UNMuTe: Unifying Navigation and Multimodal Dialogue-like Text Generation

Smart autonomous agents are becoming increasingly important in various real-life applications, including robotics and autonomous vehicles. One crucial skill that these agents must possess is the ability to interact with their surrounding entities, such as other agents or humans. In this work, we aim at building an intelligent agent that can efficiently navigate in an environment while being able to interact with an oracle (or human) in natural language and ask for directions when it is unsure about its navigation performance. The interaction is started by the agent that produces a question, which is then answered by the oracle on the basis of the shortest trajectory to the goal. The process can be performed multiple times during navigation, thus enabling the agent to hold a dialogue with the oracle. To this end, we propose a novel computational model, named UNMuTe, that consists of two main components: a dialogue model and a navigator. Specifically, the dialogue model is based on a GPT-2 decoder that handles multimodal data consisting of both text and images. First, the dialogue model is trained to generate question-answer pairs: the question is generated using the current image, while the answer is produced leveraging future images on the path toward the goal. Subsequently, a VLN model is trained to follow the dialogue predicting navigation actions or triggering the dialogue model if it needs help. In our experimental analysis, we show that UNMuTe achieves state-of-the-art performance on the main navigation tasks implying dialogue, i.e. Cooperative Vision and Dialogue Navigation (CVDN) and Navigation from Dialogue History (NDH), proving that our approach is effective in generating useful questions and answers to guide navigation.

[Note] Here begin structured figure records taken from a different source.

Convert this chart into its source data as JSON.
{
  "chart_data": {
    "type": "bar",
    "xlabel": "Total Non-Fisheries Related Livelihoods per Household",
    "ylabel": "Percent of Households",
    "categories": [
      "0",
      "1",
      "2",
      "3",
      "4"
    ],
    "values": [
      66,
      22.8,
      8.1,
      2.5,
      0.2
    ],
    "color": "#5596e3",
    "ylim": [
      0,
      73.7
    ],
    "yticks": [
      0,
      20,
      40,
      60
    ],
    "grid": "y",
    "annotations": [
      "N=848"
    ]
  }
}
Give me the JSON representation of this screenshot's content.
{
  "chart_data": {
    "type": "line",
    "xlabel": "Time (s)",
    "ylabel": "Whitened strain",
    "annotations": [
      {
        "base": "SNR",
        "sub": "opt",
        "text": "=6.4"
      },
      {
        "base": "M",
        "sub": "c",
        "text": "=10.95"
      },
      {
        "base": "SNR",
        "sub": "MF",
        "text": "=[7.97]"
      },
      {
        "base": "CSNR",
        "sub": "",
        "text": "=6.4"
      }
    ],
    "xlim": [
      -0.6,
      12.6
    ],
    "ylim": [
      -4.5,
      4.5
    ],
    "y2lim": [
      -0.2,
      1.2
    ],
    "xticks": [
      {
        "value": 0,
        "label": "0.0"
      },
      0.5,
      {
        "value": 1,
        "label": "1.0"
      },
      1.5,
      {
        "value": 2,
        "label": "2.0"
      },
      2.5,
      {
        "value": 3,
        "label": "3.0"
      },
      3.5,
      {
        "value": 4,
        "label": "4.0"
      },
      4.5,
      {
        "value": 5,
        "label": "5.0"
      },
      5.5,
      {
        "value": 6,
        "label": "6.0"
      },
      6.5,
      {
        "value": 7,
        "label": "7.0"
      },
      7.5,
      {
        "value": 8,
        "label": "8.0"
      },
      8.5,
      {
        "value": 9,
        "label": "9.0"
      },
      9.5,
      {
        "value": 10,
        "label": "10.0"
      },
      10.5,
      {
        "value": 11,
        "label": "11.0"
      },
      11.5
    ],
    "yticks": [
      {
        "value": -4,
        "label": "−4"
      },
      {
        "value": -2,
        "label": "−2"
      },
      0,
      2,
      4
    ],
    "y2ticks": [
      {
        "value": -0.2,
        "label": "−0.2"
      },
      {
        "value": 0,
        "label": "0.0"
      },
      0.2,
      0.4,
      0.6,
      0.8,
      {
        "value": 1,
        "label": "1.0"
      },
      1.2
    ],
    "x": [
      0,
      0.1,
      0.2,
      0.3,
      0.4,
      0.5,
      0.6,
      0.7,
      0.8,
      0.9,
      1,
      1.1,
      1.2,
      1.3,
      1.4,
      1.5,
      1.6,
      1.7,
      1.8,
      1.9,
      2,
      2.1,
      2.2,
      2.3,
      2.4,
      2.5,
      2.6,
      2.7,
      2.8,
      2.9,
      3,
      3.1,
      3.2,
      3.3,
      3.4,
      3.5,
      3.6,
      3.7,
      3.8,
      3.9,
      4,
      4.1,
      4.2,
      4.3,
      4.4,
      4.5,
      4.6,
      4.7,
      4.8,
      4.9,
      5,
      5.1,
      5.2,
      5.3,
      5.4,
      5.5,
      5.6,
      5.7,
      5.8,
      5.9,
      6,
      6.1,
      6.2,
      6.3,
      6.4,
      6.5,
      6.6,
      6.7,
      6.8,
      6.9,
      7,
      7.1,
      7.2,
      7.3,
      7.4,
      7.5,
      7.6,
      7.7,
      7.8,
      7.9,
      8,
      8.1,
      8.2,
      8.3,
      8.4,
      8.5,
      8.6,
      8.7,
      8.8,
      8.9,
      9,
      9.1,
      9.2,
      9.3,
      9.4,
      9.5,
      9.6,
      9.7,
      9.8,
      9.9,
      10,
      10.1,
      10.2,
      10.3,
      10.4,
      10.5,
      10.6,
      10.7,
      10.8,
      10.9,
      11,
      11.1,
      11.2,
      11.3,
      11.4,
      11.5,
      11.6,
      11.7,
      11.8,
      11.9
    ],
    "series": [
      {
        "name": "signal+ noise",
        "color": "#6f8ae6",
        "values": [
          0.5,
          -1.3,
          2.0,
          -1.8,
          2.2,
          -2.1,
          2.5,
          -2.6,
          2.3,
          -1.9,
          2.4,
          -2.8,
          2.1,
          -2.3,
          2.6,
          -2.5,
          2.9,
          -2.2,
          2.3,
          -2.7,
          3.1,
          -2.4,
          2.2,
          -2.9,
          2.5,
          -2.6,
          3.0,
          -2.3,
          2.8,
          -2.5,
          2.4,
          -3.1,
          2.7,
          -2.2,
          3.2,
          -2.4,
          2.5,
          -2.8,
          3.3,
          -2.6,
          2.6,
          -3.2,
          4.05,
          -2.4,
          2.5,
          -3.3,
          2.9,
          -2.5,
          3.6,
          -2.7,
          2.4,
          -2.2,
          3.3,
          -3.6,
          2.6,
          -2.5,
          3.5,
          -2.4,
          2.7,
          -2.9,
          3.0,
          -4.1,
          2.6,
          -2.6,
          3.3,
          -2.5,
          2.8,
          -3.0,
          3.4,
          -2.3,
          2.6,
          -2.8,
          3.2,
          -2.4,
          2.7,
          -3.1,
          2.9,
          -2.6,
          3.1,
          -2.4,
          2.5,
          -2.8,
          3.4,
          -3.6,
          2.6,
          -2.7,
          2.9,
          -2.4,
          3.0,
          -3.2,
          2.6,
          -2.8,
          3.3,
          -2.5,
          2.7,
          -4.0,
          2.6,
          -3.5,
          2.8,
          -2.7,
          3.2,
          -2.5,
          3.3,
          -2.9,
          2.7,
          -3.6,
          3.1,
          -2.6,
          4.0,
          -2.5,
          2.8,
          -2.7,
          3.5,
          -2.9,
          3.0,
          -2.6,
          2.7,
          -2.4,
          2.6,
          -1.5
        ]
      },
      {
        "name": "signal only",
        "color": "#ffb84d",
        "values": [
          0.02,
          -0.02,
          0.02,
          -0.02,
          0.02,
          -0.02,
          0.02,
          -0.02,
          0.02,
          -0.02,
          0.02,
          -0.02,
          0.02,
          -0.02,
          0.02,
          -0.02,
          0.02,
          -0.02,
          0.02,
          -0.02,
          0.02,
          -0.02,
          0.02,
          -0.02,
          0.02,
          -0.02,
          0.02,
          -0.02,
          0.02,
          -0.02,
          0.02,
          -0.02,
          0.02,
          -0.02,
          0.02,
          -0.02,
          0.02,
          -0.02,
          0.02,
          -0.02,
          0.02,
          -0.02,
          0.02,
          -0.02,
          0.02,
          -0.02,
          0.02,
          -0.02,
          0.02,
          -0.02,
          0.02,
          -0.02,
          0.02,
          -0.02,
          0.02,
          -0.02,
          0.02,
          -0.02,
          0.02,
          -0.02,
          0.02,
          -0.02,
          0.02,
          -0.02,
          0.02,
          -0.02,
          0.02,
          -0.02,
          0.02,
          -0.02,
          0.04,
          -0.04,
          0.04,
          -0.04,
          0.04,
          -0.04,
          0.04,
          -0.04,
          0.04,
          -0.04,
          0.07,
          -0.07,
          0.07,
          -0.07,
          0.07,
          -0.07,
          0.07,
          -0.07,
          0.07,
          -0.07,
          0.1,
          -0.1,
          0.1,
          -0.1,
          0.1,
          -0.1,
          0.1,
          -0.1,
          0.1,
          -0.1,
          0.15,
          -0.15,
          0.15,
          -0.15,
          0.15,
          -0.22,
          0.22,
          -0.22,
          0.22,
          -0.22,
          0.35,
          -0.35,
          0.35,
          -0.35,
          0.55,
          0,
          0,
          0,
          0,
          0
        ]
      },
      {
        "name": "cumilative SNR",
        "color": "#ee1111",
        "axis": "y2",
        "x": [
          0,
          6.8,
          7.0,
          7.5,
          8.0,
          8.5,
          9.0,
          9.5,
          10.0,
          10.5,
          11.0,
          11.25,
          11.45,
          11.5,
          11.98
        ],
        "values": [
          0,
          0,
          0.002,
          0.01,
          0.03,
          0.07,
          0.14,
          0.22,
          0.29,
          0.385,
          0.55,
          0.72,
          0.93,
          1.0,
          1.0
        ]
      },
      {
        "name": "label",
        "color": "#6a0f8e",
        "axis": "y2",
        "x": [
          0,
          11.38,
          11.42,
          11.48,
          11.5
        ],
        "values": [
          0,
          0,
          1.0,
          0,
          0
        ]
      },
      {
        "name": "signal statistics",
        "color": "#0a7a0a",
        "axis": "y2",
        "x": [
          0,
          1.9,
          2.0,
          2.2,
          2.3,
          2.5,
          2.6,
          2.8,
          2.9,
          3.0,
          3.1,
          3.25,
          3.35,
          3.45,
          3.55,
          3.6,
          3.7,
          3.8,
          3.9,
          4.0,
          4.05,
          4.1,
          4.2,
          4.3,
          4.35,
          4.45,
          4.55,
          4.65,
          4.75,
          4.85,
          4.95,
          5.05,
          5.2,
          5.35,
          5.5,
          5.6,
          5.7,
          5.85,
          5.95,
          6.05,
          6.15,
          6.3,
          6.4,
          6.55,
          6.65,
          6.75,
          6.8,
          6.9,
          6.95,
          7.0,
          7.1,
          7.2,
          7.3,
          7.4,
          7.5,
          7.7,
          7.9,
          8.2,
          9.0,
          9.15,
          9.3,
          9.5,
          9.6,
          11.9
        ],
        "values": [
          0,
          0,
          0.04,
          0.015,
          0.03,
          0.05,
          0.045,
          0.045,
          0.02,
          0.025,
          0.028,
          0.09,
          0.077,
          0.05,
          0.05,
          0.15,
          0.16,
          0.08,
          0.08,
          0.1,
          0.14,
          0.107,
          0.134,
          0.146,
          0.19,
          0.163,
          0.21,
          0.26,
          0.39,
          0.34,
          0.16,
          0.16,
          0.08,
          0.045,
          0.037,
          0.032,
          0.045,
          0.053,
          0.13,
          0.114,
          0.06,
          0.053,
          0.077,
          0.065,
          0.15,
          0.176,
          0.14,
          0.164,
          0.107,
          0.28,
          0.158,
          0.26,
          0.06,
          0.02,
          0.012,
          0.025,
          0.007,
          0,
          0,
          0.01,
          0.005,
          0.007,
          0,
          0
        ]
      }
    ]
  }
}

翻译：智能自主代理在机器人学和自动驾驶车辆等多种现实应用中正变得日益重要。这些代理必须具备的一项关键技能是与周围实体（如其他代理或人类）进行交互的能力。在本研究中，我们致力于构建一种智能代理，使其能够在环境中高效导航的同时，能够以自然语言与先知（或人类）交互，并在不确定自身导航表现时询问方向。交互由代理生成问题而启动，随后先知根据到达目标的最短轨迹进行回答。该过程可在导航过程中多次执行，从而使代理能够与先知保持对话。为此，我们提出了一种名为UNMuTe的新型计算模型，该模型包含两个主要组件：对话模型和导航器。具体而言，对话模型基于GPT-2解码器构建，可处理包含文本和图像的多模态数据。首先，对话模型被训练用于生成问答对：问题利用当前图像生成，而答案则通过利用通往目标路径上的未来图像产生。随后，训练视觉语言导航模型以遵循对话预测导航动作，或在需要帮助时触发对话模型。在我们的实验分析中，我们证明UNMuTe在涉及对话的主要导航任务——即协作视觉与对话导航和基于对话历史的导航——上实现了最先进的性能，这表明我们的方法在生成有用问答以指导导航方面具有显著效果。